Erstmal bist du hier im falschen Forum. 
Zu deinem Problem: Du kannst nicht statisch linken und /clr benutzen.
Zu deinem allgemeinen Problem: http://msdn.microsoft.com/en-us/library/abx4dbyh(v=vs.80).aspx
Die Einstellungen zur Runtime Library findest du beim Projekt Rechtsklick -> C/C++ -> Code Generation -> Runtime Library (bei deutschem Sprachpaket eben entsprechend).


Gruß,

badday


----------



## FSA (28. Dezember 2010)

also..
ich komme jetzt mit InnoSetup klar übrigens in projekt->veröffentlichen hab ich nichts ich habe die MSVC++ express edition 2008
aber wie bekomme ich raus welche dlls das programm mit benutzt?

MFG


----------



## badday (28. Dezember 2010)

siehe http://msdn.microsoft.com/en-us/library/abx4dbyh(v=vs.80).aspx


----------



## FSA (28. Dezember 2010)

gut danke 
aber bei windows form anwendungen sind noch mehr dlls dabei als die aufgelisteten
gibts nicht ein programm womit man das feststellen kann?


----------



## ComFreek (29. Dezember 2010)

Ich glaube das Programm ProcessExplorer von Microsoft (vorher SysInternals) kann dies, such mal danach.


----------



## FJK (29. Dezember 2010)

packt VS die benötigten dlls nicht automatisch in das Projekt beim Veröffendlichen,
also zumindest wie du sie mit hilfe von VS eingebunden hast und nicht Manuel irgendwie im Code?


----------



## FSA (30. Dezember 2010)

Bei mir gibts kein veröffendlichen ich habe die kostenfreie Version (Express Edition)!
Sonst hätte ich das auch schon gemacht!


----------



## FSA (6. Januar 2011)

ich habe jetzt ales probiert :
1.vcredist_x86 installiert
2..NET Framework installiert
3.Mit process explorer alle dlls mit inno setup zusammengeführt
4.bisschen mit der runtime libary rumgespielt ->nichts
es geht einfach nicht was kann ich noch tun?


----------



## badday (6. Januar 2011)

> es geht einfach nicht was kann ich noch tun?
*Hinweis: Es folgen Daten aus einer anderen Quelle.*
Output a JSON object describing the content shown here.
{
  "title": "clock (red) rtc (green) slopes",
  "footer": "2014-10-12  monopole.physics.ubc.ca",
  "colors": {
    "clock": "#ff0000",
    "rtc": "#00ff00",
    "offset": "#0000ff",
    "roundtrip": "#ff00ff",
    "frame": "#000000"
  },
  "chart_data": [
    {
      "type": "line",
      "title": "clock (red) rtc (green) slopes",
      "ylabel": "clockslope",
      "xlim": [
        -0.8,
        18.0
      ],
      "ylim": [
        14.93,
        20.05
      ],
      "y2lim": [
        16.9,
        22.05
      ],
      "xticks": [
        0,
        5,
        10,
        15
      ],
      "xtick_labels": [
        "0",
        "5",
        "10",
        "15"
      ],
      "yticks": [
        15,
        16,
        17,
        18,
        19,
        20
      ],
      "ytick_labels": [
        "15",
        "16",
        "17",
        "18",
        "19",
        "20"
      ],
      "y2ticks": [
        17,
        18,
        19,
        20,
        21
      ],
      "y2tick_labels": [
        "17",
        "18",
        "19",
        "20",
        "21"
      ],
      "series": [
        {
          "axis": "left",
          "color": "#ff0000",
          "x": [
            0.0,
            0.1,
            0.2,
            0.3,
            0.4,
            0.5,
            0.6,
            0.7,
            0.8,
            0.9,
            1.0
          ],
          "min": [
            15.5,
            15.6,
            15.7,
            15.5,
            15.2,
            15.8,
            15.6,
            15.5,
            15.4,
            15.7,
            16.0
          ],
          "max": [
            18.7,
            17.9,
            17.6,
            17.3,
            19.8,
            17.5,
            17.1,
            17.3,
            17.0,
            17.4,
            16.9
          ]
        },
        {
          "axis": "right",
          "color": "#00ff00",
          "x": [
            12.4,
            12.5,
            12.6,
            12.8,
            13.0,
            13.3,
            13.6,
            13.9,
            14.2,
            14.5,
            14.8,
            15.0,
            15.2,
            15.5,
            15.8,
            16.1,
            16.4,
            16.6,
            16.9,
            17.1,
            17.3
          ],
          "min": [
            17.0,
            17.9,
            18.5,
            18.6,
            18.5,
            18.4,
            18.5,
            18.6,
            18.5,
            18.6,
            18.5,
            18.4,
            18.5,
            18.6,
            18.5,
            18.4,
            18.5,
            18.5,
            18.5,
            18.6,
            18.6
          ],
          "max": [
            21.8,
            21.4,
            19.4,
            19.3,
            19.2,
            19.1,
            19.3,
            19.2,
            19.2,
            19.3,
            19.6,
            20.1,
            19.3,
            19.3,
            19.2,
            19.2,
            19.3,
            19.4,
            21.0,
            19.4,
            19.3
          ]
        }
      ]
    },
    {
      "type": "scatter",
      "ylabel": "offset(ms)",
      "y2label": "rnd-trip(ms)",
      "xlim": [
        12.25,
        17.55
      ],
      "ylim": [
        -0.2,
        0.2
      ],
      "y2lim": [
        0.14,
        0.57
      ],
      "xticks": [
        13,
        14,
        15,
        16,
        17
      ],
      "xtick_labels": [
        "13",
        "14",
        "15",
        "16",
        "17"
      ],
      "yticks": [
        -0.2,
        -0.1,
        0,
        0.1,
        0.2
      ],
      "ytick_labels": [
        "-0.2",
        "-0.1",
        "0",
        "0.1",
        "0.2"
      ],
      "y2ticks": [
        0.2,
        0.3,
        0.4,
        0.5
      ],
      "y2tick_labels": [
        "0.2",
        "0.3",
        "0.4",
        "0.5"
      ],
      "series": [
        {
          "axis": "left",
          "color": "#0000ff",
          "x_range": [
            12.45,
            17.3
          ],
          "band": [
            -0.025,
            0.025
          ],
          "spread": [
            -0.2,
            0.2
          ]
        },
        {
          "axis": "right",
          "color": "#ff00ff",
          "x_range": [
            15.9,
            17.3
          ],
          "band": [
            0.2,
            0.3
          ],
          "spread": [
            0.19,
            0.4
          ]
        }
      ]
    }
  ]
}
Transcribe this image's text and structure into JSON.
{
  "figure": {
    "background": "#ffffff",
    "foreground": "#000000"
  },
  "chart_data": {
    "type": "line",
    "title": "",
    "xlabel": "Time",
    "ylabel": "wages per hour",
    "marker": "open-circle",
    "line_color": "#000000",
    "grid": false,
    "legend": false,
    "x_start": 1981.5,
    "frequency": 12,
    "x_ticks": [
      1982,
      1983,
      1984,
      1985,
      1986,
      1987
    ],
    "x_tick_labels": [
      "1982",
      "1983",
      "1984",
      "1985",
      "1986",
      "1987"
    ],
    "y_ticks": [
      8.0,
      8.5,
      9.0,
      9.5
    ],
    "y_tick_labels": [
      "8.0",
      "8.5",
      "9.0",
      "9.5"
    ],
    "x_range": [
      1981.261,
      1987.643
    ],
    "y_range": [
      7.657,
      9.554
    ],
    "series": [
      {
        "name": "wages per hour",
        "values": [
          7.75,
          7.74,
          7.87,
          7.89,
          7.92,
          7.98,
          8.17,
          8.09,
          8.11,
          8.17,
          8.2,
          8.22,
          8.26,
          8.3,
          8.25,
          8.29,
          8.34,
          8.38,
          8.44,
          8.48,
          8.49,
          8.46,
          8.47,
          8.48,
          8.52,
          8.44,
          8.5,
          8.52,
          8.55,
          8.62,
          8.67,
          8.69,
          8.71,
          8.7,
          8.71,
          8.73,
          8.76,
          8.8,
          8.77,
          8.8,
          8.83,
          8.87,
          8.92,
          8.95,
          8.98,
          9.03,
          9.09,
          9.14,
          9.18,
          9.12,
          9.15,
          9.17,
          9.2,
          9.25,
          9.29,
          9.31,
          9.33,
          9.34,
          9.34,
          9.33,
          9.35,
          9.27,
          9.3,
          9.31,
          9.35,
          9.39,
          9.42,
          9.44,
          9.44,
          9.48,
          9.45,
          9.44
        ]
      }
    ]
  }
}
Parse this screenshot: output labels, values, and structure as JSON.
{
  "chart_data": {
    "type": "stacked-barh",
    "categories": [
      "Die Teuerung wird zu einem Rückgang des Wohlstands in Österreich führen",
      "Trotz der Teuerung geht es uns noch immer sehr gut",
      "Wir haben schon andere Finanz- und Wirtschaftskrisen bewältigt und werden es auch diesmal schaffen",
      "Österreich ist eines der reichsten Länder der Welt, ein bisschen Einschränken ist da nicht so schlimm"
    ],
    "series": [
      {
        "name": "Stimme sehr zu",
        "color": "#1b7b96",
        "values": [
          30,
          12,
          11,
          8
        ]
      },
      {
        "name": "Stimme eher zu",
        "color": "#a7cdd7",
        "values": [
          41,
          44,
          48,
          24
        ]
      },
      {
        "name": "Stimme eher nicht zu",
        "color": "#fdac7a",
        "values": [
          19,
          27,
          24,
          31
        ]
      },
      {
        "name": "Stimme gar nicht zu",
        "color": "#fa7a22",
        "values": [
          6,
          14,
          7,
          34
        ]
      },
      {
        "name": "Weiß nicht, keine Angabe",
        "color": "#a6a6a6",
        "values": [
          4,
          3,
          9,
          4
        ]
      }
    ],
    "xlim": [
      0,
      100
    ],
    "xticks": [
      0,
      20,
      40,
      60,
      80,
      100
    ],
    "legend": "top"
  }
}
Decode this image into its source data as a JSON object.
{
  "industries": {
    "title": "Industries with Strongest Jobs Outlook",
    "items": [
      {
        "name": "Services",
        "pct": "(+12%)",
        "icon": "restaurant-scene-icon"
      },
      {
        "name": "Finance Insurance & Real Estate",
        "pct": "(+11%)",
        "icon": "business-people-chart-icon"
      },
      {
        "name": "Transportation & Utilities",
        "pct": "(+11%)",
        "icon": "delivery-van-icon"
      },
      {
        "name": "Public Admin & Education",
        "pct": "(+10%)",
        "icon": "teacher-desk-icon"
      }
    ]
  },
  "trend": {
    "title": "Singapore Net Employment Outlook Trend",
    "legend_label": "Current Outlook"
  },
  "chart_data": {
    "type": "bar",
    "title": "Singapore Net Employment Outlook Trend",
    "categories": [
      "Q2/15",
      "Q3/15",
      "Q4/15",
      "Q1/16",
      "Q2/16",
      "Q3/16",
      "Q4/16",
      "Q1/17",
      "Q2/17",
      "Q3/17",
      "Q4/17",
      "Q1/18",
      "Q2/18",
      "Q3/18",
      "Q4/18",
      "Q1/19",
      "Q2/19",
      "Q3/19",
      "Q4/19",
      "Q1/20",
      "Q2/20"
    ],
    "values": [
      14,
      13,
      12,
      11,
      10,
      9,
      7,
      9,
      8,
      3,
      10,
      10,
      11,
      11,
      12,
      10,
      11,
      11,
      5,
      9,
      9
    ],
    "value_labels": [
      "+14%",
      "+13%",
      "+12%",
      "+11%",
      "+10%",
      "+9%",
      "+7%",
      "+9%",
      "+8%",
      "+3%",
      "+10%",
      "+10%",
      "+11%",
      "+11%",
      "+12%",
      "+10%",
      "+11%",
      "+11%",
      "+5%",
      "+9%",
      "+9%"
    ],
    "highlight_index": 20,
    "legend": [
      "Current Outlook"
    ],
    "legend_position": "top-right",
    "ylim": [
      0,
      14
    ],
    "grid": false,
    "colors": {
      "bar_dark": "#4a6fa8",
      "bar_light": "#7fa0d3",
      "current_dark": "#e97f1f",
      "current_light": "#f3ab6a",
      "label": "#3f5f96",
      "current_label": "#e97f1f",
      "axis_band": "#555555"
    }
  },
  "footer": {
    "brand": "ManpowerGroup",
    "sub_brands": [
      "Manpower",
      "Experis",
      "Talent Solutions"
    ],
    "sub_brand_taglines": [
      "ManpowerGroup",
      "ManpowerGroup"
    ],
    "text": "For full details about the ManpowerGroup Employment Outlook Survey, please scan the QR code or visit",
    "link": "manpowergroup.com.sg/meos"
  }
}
Genau sagen, was nicht geht, welche Fehlermeldungen kommen, etc.


----------



## FSA (6. Januar 2011)

so da steht:

Diese anwendung konnte nicht richtig gestartet werden, weil die anwendungskonfiguration nicht korrekt ist.Zur problembehandlung sollten sie die anwendung neu installieren.


----------



## badday (6. Januar 2011)

Hier stehen einige Lösungsansätze für das Problem: http://www.tutorials.de/visualstudio-mfc/257783-exe-kann-bei-anderen-nicht-ausgefuehrt-werden.html


----------



## FSA (6. Januar 2011)

Danke erstmal aber damit kann ich nett so viel anfangen ich habe ja 
MSVC++2008 Express  und nett msvc++ 2005 pro
Das sind schon unterschiede


----------



## FSA (6. Januar 2011)

ich habe jetzt auch noch was ausprobiert und zwar batchbuilt in release mode was auch in dem anderem tut angesprochen war(das letzte kommentar)
dann kam aber eine neue fehlermeldung:

die anwedung konnte nicht richtig initialisiert werden(0xc0000135).Klicken Sie auf "OK", um die Anwendung zu beenden.

könnte mir noch eine sagen wie man die ganzen HEADER und UNITs in ein CRT Projekt tuen kann
laut dem andere tut hätte es dann geklappt!

das ist das andere tut was ich meine: http://www.tutorials.de/visualstudio-mfc/257783-exe-kann-bei-anderen-nicht-ausgefuehrt-werden.html
MFG


----------



## FSA (18. Februar 2011)

ich habe jetzt heraus gefunden das visual c++ Clickonce veröffnertlichung nicht unterstützt!
Link:  http://msdn.microsoft.com/de-de/library/ms235287(v=vs.80).aspx
ich kapier nicht wie ich das mit dem manifest tool machen soll
Kann mir einer Helfen?
MFG


----------